This year’s Site Solution Summit, a virtual event, was all about remote monitoring. Here’s what I learned:
1. Remote, or “virtual”, monitoring is here to stay.
Several sponsors and CROs stated that they have modified, or are in process of modifying, their SOPs to enable remote monitoring. Even after the pandemic ends, many sponsors intend to continue incorporating remote monitoring, as a complement to, or in partial replacement of, on-site monitoring. Even before the pandemic, the adoption of risk-based monitoring laid the groundwork for this transition, as sponsors could be more flexible in adopting varied monitoring techniques.
2. Sponsors will utilize site technologies already in place.
Sponsors are willing to respect the workflows and technologies adopted by many sites. While some are considering offering eSource/eRegulatory technologies to their sites, none are planning to mandate that sites already using their own technology platform switch over. Every sponsor and CRO representative that spoke was aware of the trend towards technology adoption by research sites, and willing to work within the remote monitoring capability of that technology. This is in stark contrast to three years ago, when many sponsors were just starting to learn about the trend toward site adoption of eSource.
3. While trials will become more de-centralized, they are still centered around local sites.
Truly direct-to-patient is still a long way off. While a lot of protocols will adopt more at-home options for patients, the vast majority will continue to require local PI oversight. Hybridized trials, involving a combination of in-clinic and remote procedures, is likely the future direction of research.
4. Trials will get more complicated, not less.
Ken Getz, founder & board chair at CISCRP, ended the summit with a great recap of the trends, then pointed out that the increase in the virtual component of clinical trials will make research more, not less, complicated. Hybridized trials mean that some procedures will be done in-clinic while others remotely; sites and mobile research units will have to collaborate to deliver services to the patient; and new logistics for drug delivery and remote procedures have to be implemented. All this complexity could exacerbate the long-running trend towards more complex protocol design and longer timelines to market.
From CRIO’s perspective, these are encouraging trends, with some challenges. We’ve always believed that the key to streamlining clinical research is through great site-centered technology, since sites own the responsiblity of recruiting patients and collecting data. Still, there’s one overarching question, raised by several participants throughout the sessions:
Will all these new technologies work together?

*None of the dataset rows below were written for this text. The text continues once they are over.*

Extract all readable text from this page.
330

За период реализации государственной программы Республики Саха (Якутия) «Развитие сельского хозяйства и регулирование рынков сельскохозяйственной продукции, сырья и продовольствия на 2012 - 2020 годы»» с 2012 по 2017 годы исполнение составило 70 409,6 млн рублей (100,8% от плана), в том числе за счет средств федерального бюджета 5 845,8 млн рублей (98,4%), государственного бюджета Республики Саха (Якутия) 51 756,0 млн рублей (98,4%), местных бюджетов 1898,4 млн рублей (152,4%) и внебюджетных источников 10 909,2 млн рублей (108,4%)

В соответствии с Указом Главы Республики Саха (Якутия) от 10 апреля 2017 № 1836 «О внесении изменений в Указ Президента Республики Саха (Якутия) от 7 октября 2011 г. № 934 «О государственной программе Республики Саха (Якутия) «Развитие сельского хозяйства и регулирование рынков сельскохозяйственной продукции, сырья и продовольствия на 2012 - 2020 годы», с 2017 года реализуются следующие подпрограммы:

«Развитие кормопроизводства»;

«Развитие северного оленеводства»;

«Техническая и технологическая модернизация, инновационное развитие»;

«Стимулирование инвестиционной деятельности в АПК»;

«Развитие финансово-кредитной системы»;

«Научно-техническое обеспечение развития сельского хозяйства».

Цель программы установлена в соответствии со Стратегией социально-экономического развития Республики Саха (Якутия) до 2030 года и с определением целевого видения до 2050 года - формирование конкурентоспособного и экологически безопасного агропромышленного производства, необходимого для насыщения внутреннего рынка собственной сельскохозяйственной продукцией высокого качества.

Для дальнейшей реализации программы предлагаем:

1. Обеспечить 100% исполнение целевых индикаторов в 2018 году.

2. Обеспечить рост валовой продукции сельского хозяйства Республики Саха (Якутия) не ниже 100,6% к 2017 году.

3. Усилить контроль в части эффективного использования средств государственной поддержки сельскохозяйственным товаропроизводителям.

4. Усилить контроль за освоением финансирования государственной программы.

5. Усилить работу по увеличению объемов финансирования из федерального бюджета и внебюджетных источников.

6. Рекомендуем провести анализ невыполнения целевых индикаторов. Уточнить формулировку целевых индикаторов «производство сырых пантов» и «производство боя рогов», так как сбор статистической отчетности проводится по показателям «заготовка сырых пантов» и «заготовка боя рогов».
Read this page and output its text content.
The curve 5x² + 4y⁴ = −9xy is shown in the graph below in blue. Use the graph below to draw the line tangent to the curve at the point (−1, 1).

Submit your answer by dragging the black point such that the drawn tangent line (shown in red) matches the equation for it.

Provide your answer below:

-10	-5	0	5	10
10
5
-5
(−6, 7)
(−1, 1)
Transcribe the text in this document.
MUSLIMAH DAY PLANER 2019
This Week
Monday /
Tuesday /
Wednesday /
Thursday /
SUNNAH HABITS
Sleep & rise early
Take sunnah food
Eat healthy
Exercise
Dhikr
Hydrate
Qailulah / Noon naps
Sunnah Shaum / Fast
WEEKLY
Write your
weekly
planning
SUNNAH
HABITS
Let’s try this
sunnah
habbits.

In other industries, it’s not unusual to have a plethora of software options, with integrated workflows enabled by a common communication framework. The clinical research industry already has a standard set of communication protocols, known as CDISC. To date, while many vendors have adopted CDISCS and have API’s of some kind, the industry at this point is nowhere near true inter-operability. But as trials become more complex, more workflows become remote, and sponsor and site technologies flourish, the natural question is whether, when, and how these technologies will begin to communicate with each other seamlessly.
I remain optimistic that the industry will head towards inter-operability. At CRIO, we certainly have our work cut out for us, but we’re committed to inter-operability and will be investing towards that goal over the coming years.